Uma das substâncias utilizadas para a análise do ouro era o chumbo em pó, que ficava suspenso no ar, contaminando o empregado através da respiração e da absorção pela pele, causando-lhe doença profissional que atrofiou os rins a tal ponto que um teve que ser extraído e o outro, já em 2002, só funcionava com 30% da sua capacidade, tendo ele que submeter-se à hemodiálise.

Quando foi admitido na empresa, o trabalhador fez exame de dosagem de chumbo no sangue que evidenciou valor normal – de 24,8 mcg/dl. Ao ser demitido, foi realizado exame demissional, mas não a medição de dosagem do chumbo. Por meio de laudo pericial, o TRT verificou que a exposição aguda ao chumbo provoca lesões irreversíveis em ossos e rins, podendo progredir com gravidade extrema se o paciente não for submetido a tratamento.

Ao condenar a empresa ao pagamento de R$ 60 mil por danos morais, o TRT/MG julgou que ela se mostrou negligente ao não fazer o exame de chumbo quando demitiu o empregado, e que essa atitude é gravíssima, exigindo a reparação à autora.
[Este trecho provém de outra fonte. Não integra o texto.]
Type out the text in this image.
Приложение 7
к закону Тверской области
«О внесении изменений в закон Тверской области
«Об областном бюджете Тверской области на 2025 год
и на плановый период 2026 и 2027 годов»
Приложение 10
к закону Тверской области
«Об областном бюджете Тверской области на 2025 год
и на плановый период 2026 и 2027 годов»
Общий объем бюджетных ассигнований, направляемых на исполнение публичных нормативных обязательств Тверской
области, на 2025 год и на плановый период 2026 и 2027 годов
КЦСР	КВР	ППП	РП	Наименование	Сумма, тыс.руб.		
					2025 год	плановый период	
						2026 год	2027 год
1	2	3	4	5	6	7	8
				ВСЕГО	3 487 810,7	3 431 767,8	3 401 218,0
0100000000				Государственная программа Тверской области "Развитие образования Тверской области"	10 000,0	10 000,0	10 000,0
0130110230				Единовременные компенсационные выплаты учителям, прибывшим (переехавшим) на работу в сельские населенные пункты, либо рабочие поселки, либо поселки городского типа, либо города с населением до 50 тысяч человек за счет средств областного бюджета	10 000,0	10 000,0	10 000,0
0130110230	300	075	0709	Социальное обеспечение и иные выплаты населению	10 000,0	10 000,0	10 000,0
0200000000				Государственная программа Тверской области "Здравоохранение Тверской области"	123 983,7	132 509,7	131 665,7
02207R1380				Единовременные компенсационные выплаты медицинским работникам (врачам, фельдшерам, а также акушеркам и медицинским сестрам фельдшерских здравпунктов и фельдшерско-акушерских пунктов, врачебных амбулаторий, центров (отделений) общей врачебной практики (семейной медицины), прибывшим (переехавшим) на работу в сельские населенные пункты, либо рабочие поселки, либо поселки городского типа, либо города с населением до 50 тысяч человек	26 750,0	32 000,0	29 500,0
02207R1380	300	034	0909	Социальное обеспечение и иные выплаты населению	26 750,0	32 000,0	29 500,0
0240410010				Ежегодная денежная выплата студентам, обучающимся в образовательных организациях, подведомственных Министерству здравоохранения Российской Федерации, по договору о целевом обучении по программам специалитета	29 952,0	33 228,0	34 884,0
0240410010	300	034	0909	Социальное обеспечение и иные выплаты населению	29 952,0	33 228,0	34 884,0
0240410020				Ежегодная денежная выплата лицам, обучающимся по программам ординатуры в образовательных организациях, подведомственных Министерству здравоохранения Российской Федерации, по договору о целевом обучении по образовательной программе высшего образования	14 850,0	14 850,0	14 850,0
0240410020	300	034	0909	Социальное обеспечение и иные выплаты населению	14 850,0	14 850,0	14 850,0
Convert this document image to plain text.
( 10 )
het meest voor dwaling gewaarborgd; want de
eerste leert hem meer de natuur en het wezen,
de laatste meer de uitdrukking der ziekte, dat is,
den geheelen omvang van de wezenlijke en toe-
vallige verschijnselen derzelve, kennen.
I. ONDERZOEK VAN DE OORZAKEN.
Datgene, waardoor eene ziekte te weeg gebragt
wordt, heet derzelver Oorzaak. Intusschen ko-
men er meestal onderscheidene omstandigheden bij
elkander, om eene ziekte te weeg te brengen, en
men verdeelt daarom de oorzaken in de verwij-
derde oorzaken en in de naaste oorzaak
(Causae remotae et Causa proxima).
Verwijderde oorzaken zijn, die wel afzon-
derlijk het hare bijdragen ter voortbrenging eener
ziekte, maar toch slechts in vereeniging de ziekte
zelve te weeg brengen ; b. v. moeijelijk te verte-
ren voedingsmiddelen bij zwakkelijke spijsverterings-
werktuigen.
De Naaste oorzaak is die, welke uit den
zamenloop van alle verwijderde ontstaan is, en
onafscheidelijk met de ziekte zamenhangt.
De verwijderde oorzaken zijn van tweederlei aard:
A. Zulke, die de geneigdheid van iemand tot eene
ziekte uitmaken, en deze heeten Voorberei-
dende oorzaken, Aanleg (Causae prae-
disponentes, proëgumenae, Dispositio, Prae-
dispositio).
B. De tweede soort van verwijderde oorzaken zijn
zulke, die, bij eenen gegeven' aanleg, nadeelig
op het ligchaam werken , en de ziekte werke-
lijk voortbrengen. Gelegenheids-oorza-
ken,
Por fim, salientou que os R$ 60 mil eram um valor razoável para “desestimular a ré a proceder com descaso para com seus empregados, que colocam em risco suas vidas para proporcionar à empresa o alcance de seus objetivos”.

TST

Ao examinar o recurso de revista, a Sexta Turma do TST deu provimento ao apelo da empresa apenas para excluir da condenação a faculdade conferida à autora de levantar a importância definida pelo TRT. Quanto ao valor da indenização por danos morais, a decisão foi mantida inalterada.